07Is GROW or BEN or IVZ or DHIL or TROW more undervalued right now?
On forward earnings alone, Diamond Hill Investment Group, Inc.
(DHIL) trades at 9. 5x forward P/E versus 11. 2x for T. Rowe Price Group, Inc. — 1. 7x cheaper on a one-year earnings basis. Analyst consensus price targets imply the most upside for IVZ: 10. 8% to $29. 72.
08Which pays a better dividend — GROW or BEN or IVZ or DHIL or TROW?
All stocks in this comparison pay dividends.
Diamond Hill Investment Group, Inc. (DHIL) offers the highest yield at 5. 7%, versus 3. 1% for Invesco Ltd. (IVZ).
09Is GROW or BEN or IVZ or DHIL or TROW better for a retirement portfolio?
For long-horizon retirement investors, Diamond Hill Investment Group, Inc.
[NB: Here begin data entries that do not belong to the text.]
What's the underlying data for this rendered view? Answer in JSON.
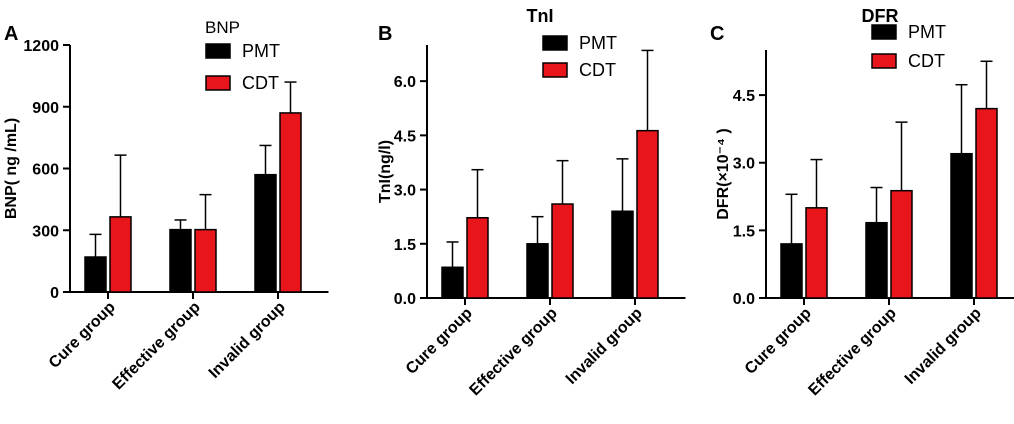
{
  "colors": {
    "pmt": "#000000",
    "cdt": "#e8151b",
    "axis": "#000000"
  },
  "chart_data": [
    {
      "type": "bar",
      "panel": "A",
      "title": "",
      "legend_title": "BNP",
      "ylabel": "BNP( ng /mL)",
      "ylim": [
        0,
        1200
      ],
      "yticks": [
        0,
        300,
        600,
        900,
        1200
      ],
      "tick_labels": [
        "0",
        "300",
        "600",
        "900",
        "1200"
      ],
      "categories": [
        "Cure group",
        "Effective group",
        "Invalid group"
      ],
      "series": [
        {
          "name": "PMT",
          "values": [
            170,
            303,
            570
          ],
          "errors": [
            110,
            47,
            142
          ]
        },
        {
          "name": "CDT",
          "values": [
            365,
            303,
            870
          ],
          "errors": [
            300,
            170,
            150
          ]
        }
      ]
    },
    {
      "type": "bar",
      "panel": "B",
      "title": "TnI",
      "legend_title": "",
      "ylabel": "TnI(ng/l)",
      "ylim": [
        0,
        7.0
      ],
      "yticks": [
        0,
        1.5,
        3.0,
        4.5,
        6.0
      ],
      "tick_labels": [
        "0.0",
        "1.5",
        "3.0",
        "4.5",
        "6.0"
      ],
      "categories": [
        "Cure group",
        "Effective group",
        "Invalid group"
      ],
      "series": [
        {
          "name": "PMT",
          "values": [
            0.85,
            1.5,
            2.4
          ],
          "errors": [
            0.7,
            0.75,
            1.45
          ]
        },
        {
          "name": "CDT",
          "values": [
            2.22,
            2.6,
            4.63
          ],
          "errors": [
            1.33,
            1.2,
            2.22
          ]
        }
      ]
    },
    {
      "type": "bar",
      "panel": "C",
      "title": "DFR",
      "legend_title": "",
      "ylabel": "DFR(×10⁻⁴ )",
      "ylim": [
        0,
        5.5
      ],
      "yticks": [
        0,
        1.5,
        3.0,
        4.5
      ],
      "tick_labels": [
        "0.0",
        "1.5",
        "3.0",
        "4.5"
      ],
      "categories": [
        "Cure group",
        "Effective group",
        "Invalid group"
      ],
      "series": [
        {
          "name": "PMT",
          "values": [
            1.2,
            1.67,
            3.2
          ],
          "errors": [
            1.1,
            0.78,
            1.53
          ]
        },
        {
          "name": "CDT",
          "values": [
            2.0,
            2.38,
            4.2
          ],
          "errors": [
            1.07,
            1.52,
            1.05
          ]
        }
      ]
    }
  ]
}
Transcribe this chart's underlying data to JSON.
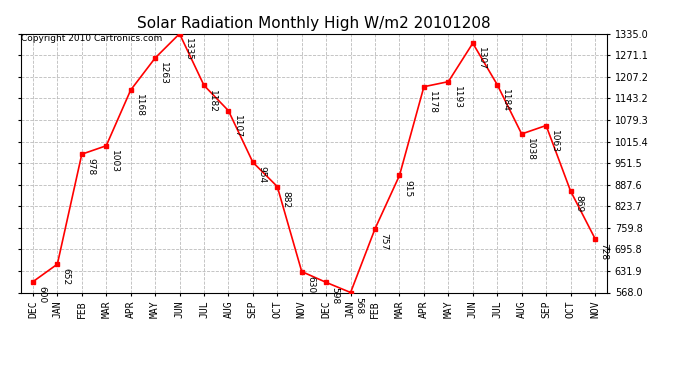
{
  "title": "Solar Radiation Monthly High W/m2 20101208",
  "copyright": "Copyright 2010 Cartronics.com",
  "x_labels": [
    "DEC",
    "JAN",
    "FEB",
    "MAR",
    "APR",
    "MAY",
    "JUN",
    "JUL",
    "AUG",
    "SEP",
    "OCT",
    "NOV",
    "DEC",
    "JAN",
    "FEB",
    "MAR",
    "APR",
    "MAY",
    "JUN",
    "JUL",
    "AUG",
    "SEP",
    "OCT",
    "NOV"
  ],
  "y_values": [
    600,
    652,
    978,
    1003,
    1168,
    1263,
    1335,
    1182,
    1107,
    954,
    882,
    630,
    598,
    568,
    757,
    915,
    1178,
    1193,
    1307,
    1184,
    1038,
    1063,
    869,
    728
  ],
  "y_min": 568.0,
  "y_max": 1335.0,
  "y_ticks": [
    568.0,
    631.9,
    695.8,
    759.8,
    823.7,
    887.6,
    951.5,
    1015.4,
    1079.3,
    1143.2,
    1207.2,
    1271.1,
    1335.0
  ],
  "line_color": "red",
  "marker_color": "red",
  "bg_color": "white",
  "grid_color": "#bbbbbb",
  "title_fontsize": 11,
  "label_fontsize": 6.5,
  "tick_fontsize": 7,
  "copyright_fontsize": 6.5
}
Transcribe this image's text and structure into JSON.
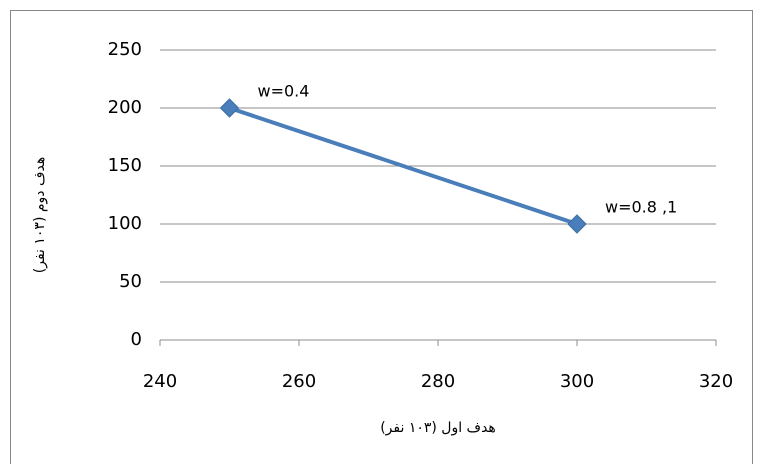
{
  "chart_data": {
    "type": "line",
    "x_label": "هدف اول  (۱۰۳ نفر)",
    "y_label": "هدف دوم (۱۰۳ نفر)",
    "x": [
      250,
      300
    ],
    "values": [
      200,
      100
    ],
    "color": "#4a7ebb",
    "annotations": [
      "w=0.4",
      "w=0.8 ,1"
    ],
    "xlim": [
      240,
      320
    ],
    "xticks": [
      240,
      260,
      280,
      300,
      320
    ],
    "ylim": [
      0,
      250
    ],
    "yticks": [
      0,
      50,
      100,
      150,
      200,
      250
    ],
    "grid": true
  }
}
(DHIL) is the stronger choice — it scores higher on the combination of lower volatility, dividend reliability, and long-term compounding (low volatility (β 0. 57), 5. 7% yield). Invesco Ltd. (IVZ) carries a higher beta of 1. 67 — meaning larger drawdowns in market downturns, which matters significantly when you cannot wait years for a recovery. Both have compounded well over 10 years (DHIL: +55. 4%, IVZ: +22. 1%), confirming both are viable long-term holds — but the lower-volatility option typically results in less emotional selling during corrections. Retirement portfolios generally favour predictability over maximum returns. Consult a financial advisor before making allocation decisions.
10What are the main differences between GROW and BEN and IVZ and DHIL and TROW?
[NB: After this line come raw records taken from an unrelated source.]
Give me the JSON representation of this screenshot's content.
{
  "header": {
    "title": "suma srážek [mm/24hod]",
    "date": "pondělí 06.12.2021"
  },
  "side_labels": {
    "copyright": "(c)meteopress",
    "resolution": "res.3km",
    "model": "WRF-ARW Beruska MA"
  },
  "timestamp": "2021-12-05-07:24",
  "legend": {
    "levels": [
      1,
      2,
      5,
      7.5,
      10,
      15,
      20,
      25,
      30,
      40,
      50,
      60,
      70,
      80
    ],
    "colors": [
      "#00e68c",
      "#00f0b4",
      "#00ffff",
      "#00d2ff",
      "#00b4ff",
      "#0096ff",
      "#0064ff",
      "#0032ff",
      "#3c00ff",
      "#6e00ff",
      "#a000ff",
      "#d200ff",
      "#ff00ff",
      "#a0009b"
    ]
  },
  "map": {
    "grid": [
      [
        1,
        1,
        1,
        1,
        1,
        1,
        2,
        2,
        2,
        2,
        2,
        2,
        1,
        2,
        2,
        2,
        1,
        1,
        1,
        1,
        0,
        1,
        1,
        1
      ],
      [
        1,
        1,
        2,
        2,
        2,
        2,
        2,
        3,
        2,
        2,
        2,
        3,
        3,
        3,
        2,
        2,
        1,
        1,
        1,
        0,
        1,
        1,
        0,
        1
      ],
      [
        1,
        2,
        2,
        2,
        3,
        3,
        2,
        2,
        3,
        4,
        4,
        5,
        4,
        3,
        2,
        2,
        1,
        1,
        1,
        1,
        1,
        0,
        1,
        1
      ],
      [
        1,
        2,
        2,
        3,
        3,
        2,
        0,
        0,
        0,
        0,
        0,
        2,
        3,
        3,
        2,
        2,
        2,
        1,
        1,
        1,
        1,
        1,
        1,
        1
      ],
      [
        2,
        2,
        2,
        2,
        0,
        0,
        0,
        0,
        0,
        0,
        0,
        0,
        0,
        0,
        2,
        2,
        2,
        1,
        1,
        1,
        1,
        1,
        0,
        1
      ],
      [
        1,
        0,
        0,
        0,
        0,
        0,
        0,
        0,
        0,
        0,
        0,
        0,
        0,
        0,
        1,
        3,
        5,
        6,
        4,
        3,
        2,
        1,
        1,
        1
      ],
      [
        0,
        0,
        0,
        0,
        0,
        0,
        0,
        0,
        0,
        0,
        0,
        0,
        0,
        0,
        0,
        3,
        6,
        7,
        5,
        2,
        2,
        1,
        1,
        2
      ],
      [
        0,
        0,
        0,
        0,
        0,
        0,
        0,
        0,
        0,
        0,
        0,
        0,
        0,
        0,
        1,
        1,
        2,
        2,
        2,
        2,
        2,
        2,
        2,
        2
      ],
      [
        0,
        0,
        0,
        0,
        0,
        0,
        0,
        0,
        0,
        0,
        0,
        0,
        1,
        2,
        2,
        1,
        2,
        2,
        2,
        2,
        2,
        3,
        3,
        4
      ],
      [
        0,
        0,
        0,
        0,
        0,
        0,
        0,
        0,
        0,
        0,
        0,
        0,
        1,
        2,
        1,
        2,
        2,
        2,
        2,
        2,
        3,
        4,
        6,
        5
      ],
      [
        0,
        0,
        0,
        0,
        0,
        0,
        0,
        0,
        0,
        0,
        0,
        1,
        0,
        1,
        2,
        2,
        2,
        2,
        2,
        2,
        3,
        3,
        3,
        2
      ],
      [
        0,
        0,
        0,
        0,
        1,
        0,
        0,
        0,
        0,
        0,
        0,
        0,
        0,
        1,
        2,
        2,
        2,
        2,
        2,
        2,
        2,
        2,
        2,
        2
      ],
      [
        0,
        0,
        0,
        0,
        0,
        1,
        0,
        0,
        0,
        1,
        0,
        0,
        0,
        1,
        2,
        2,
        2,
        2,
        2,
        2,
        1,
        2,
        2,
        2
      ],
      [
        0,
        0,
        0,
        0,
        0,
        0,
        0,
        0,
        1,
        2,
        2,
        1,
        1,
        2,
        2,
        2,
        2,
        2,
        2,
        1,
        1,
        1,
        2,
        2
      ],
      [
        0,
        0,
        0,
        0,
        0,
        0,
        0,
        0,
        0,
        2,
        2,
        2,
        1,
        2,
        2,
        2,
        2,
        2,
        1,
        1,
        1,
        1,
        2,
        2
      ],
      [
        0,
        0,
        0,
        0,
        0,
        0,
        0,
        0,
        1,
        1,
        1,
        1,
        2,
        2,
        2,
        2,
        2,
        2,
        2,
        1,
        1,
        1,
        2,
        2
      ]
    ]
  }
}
Both stocks operate in the Financial Services sector, making this a peer-level intra-sector comparison — the same macro tailwinds and headwinds will affect both.
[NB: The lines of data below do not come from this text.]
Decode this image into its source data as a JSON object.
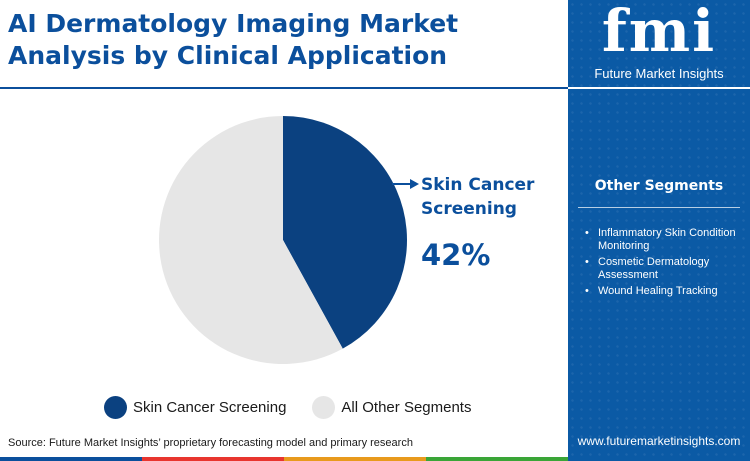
{
  "title": "AI Dermatology Imaging Market Analysis by Clinical Application",
  "chart_data": {
    "type": "pie",
    "slices": [
      {
        "label": "Skin Cancer Screening",
        "value": 42,
        "color": "#0b4180"
      },
      {
        "label": "All Other Segments",
        "value": 58,
        "color": "#e6e6e6"
      }
    ],
    "callout": {
      "label": "Skin Cancer Screening",
      "value_text": "42%"
    },
    "legend": [
      "Skin Cancer Screening",
      "All Other Segments"
    ],
    "legend_position": "bottom"
  },
  "source": "Source: Future Market Insights’ proprietary forecasting model and primary research",
  "sidebar": {
    "logo_text": "fmi",
    "logo_subtitle": "Future Market Insights",
    "segments_title": "Other Segments",
    "segments": [
      "Inflammatory Skin Condition Monitoring",
      "Cosmetic Dermatology Assessment",
      "Wound Healing Tracking"
    ],
    "website": "www.futuremarketinsights.com"
  },
  "colors": {
    "brand": "#0b4f9c",
    "sidebar": "#0b5aa5",
    "bar": [
      "#0b4f9c",
      "#e8352f",
      "#e89a1d",
      "#3aa537"
    ]
  }
}
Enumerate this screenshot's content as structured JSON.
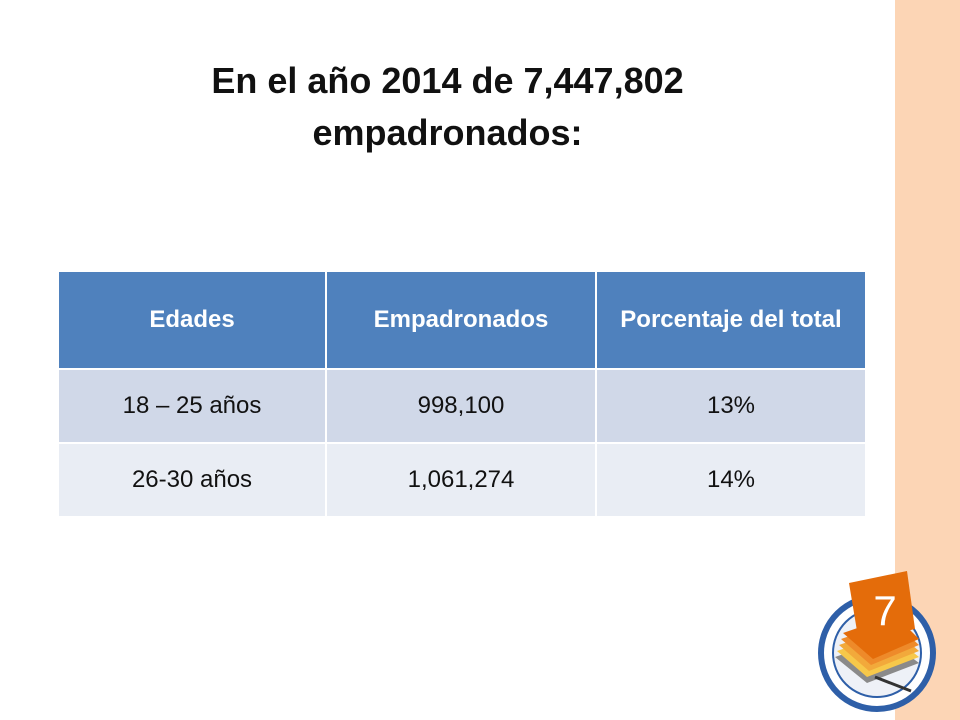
{
  "slide": {
    "title_line1": "En el año 2014 de 7,447,802",
    "title_line2": "empadronados:"
  },
  "table": {
    "headers": [
      "Edades",
      "Empadronados",
      "Porcentaje del total"
    ],
    "rows": [
      [
        "18 – 25 años",
        "998,100",
        "13%"
      ],
      [
        "26-30 años",
        "1,061,274",
        "14%"
      ]
    ]
  },
  "logo": {
    "number": "7",
    "icon": "conference-seal-icon"
  },
  "colors": {
    "header_bg": "#4f81bd",
    "row_odd_bg": "#d0d8e8",
    "row_even_bg": "#e9edf4",
    "side_band": "#fcd5b5",
    "logo_orange": "#e46c0a",
    "logo_blue": "#2e5fa8"
  }
}
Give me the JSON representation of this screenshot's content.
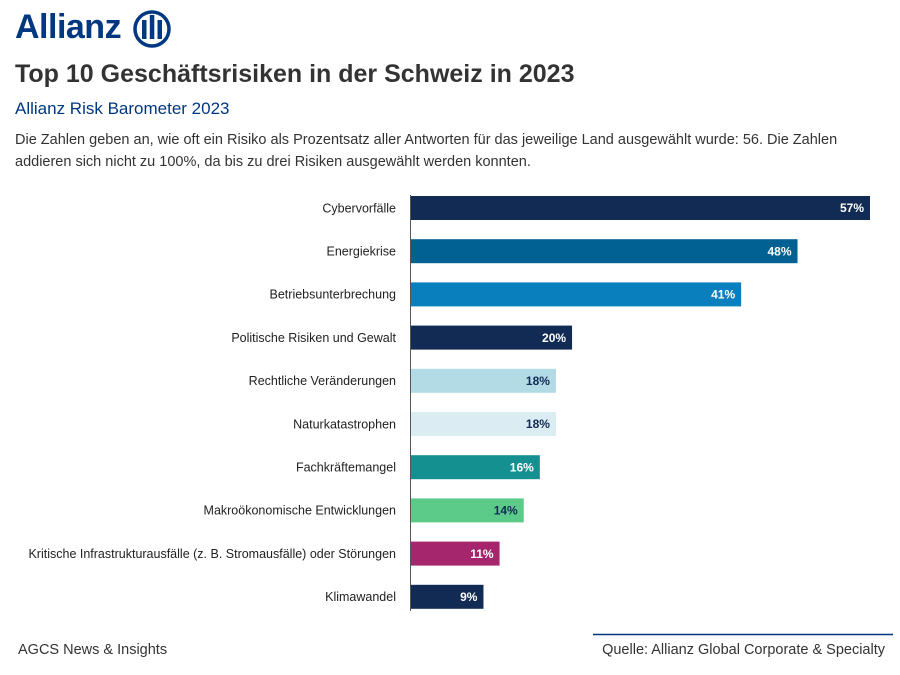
{
  "logo": "Allianz",
  "chart_data": {
    "type": "bar",
    "orientation": "horizontal",
    "title": "Top 10 Geschäftsrisiken in der Schweiz in 2023",
    "subtitle": "Allianz Risk Barometer 2023",
    "description": "Die Zahlen geben an, wie oft ein Risiko als Prozentsatz aller Antworten für das jeweilige Land ausgewählt wurde: 56. Die Zahlen addieren sich nicht zu 100%, da bis zu drei Risiken ausgewählt werden konnten.",
    "categories": [
      "Cybervorfälle",
      "Energiekrise",
      "Betriebsunterbrechung",
      "Politische Risiken und Gewalt",
      "Rechtliche Veränderungen",
      "Naturkatastrophen",
      "Fachkräftemangel",
      "Makroökonomische Entwicklungen",
      "Kritische Infrastrukturausfälle (z. B. Stromausfälle) oder Störungen",
      "Klimawandel"
    ],
    "values": [
      57,
      48,
      41,
      20,
      18,
      18,
      16,
      14,
      11,
      9
    ],
    "value_labels": [
      "57%",
      "48%",
      "41%",
      "20%",
      "18%",
      "18%",
      "16%",
      "14%",
      "11%",
      "9%"
    ],
    "colors": [
      "#122b54",
      "#006192",
      "#0a7fbd",
      "#122b54",
      "#b3dbe6",
      "#dcecf3",
      "#13908f",
      "#5ccb8a",
      "#a6266e",
      "#122b54"
    ],
    "footer_left": "AGCS News & Insights",
    "source": "Quelle: Allianz Global Corporate & Specialty"
  }
}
In terms of investment character: GROW is a small-cap income-oriented stock; BEN is a mid-cap income-oriented stock; IVZ is a mid-cap income-oriented stock; DHIL is a small-cap deep-value stock; TROW is a mid-cap deep-value stock. These fundamental differences mean investors should not choose between them on a single metric — the "better stock" depends entirely on which of these characteristics aligns with your investment strategy.